Klaus wouldnt have to do something like that?
No.
I can’t believe it.
Wouldna helped me either way.
Children?
Children.
But they’re Germans, the SS!
You got that right.
The children, they were civilians?
Gimme a break! It wasnt that dark. One of them, one of the girls, just a little bit different and she coulda been Cresspahl’s!
Cresspahl, do you believe this?
Yup.
March 28, 1968 Thursday
is the day, starting right after lunch break, for Professor Kreslil, the teacher from Budweis, Bohemia, who left his students behind almost twenty years ago and now tries to scrape out a life on the Upper East Side of Manhattan with Czech translations, writin
g documents in Czech, and giving occasional private lessons in his language. At first he tried to maintain a teacherly air, sitting behind his desk thoroughly prepared, surrounded by teaching material, as though he were responsible for not just one single student but the thirty at a time he once had. With his teacherly trappings it looked like he was trying to prove how indisputably he was earning every penny of his fee. For the old man needed the money. His America wasn’t the land of reassuring fairy tales of success; all he needed it to be was somewhere far enough from Czechoslovakia. Where he lives, the Upper East Side, is no longer the closed community of the affluent but an unprotected herd of crumbling four-story buildings on the edge of the German and Hungarian neighborhood.

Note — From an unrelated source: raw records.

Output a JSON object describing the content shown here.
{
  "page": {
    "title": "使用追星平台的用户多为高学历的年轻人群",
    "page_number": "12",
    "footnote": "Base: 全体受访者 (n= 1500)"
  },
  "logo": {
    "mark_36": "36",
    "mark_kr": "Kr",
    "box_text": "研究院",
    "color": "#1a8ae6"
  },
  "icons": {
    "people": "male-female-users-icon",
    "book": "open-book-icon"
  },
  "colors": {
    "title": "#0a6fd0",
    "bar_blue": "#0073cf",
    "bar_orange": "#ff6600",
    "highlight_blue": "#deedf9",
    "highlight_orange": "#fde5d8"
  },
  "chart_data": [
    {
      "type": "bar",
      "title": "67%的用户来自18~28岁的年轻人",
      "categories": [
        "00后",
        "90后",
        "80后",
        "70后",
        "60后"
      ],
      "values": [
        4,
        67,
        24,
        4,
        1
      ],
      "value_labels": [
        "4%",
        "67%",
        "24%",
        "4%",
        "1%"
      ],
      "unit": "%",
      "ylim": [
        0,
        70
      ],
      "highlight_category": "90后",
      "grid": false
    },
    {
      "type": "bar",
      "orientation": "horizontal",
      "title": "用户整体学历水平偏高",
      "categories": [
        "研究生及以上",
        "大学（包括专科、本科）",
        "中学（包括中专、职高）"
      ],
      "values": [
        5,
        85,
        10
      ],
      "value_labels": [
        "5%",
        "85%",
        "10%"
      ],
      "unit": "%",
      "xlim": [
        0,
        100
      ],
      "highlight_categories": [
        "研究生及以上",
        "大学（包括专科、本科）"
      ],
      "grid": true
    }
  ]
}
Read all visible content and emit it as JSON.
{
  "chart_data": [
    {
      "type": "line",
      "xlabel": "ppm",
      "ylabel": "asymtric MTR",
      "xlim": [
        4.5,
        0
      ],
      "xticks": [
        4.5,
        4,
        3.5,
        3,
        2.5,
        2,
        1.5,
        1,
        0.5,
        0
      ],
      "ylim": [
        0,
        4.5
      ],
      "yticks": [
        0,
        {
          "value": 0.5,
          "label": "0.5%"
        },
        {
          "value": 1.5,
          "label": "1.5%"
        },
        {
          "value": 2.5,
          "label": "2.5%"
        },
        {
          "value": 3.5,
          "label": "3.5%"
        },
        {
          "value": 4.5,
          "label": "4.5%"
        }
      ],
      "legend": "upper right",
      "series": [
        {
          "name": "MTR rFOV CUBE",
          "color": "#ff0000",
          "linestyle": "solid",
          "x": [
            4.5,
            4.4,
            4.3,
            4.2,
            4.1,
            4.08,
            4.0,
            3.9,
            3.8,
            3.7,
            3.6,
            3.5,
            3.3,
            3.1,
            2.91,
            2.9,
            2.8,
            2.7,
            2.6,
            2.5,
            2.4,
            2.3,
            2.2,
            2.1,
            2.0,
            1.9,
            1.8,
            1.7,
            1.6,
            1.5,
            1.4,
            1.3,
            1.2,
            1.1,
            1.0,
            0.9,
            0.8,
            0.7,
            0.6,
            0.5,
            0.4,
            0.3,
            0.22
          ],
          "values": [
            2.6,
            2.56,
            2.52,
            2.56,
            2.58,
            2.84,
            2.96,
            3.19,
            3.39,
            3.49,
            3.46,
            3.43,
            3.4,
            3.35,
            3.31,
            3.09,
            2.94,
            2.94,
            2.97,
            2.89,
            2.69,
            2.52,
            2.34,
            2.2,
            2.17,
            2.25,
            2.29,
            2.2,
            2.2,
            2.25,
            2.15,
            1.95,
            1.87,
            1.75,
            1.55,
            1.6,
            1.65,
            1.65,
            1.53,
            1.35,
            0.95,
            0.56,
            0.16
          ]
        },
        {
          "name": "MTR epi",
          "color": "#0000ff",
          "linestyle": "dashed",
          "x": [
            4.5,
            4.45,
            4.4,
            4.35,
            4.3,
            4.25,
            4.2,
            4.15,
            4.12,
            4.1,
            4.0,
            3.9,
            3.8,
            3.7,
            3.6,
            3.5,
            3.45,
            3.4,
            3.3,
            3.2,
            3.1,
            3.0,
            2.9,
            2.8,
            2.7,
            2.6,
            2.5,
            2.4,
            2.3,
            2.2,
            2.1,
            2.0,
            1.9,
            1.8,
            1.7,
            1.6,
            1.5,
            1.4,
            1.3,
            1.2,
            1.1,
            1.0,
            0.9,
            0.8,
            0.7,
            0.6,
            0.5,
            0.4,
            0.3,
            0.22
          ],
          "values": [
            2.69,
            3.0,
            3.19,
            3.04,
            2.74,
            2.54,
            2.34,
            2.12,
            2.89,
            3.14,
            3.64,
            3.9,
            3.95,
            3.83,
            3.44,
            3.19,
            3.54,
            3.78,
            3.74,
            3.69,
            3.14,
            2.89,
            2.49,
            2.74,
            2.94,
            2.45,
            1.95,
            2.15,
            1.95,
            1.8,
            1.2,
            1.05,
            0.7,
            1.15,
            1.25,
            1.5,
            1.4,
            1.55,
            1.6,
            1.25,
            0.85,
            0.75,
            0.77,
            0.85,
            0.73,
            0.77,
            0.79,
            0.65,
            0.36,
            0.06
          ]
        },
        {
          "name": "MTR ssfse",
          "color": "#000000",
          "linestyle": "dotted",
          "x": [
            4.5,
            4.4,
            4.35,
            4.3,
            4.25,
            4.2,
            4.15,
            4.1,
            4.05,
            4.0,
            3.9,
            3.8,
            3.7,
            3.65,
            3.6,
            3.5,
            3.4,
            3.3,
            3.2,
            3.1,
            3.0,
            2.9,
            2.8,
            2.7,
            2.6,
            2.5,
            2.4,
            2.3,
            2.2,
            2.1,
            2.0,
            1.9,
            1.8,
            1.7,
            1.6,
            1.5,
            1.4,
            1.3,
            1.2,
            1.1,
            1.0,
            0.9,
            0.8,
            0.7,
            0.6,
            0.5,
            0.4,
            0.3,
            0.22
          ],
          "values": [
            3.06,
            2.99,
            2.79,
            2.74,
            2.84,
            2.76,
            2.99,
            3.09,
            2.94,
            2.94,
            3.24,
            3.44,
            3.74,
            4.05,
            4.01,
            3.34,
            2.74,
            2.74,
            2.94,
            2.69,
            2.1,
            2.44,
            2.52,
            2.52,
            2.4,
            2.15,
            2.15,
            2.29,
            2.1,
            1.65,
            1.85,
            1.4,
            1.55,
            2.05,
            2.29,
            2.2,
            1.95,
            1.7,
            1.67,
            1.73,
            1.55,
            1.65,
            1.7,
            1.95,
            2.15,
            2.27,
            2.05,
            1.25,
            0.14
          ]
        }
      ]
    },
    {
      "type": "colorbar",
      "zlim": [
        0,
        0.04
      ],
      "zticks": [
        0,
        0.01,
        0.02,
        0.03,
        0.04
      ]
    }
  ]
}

Finally, the rendering of scientific or mechanical processes in another language does not come easily to him, since he used to teach languages, for as long as the Germans and, later, the Czech Communists let him. The moment of giving him the check at the end of each lesson was embarrassing for him, suggesting as it did the instant transformation of his efforts into mere money; yet it was a relief not to be cheated out of his money, and he thanked Mrs. Cresspahl in an old-fashioned, nearly worshipful way. – I am very much obliged to you: he was still saying in late November.
He was the one to turn their Thursday afternoons into social, even friendly occasions. When Mrs. Cresspahl walks in he is incapable of not standing up, walking over to her, making a bow, and kissing her hand; she for her part did not insist on beginning the lesson at once in exchange for her good dollars, so the occasion gradually deteriorated into trial conversations, then real conversations, after the first month taking place in Czech, which was no longer the sole rationale for her visits. Moreover, Professor Kreslil likes to offer a lady elaborate compliments instead of praising her like a schoolchild, however pathetically her throat may have managed to bring out the consonant-heavy syllables. It was Kreslil, in his courtesy, who offered to spare the lady and customer her walk deep into the East Nineties—suggesting walks, accepting invitations to Riverside Drive, and even showing up at the bank, a distinguished elderly gentleman, gaunt in his shabby, loose-hanging clothes, his carefully composed features held strictly in place out of sheer bewilderment at the sight of a sixteenth floor in a bank, until he walked through Mrs. Cresspahl’s door with a solemn bow and a grave expression but one that has recently taken to showing signs of fun along with recognition.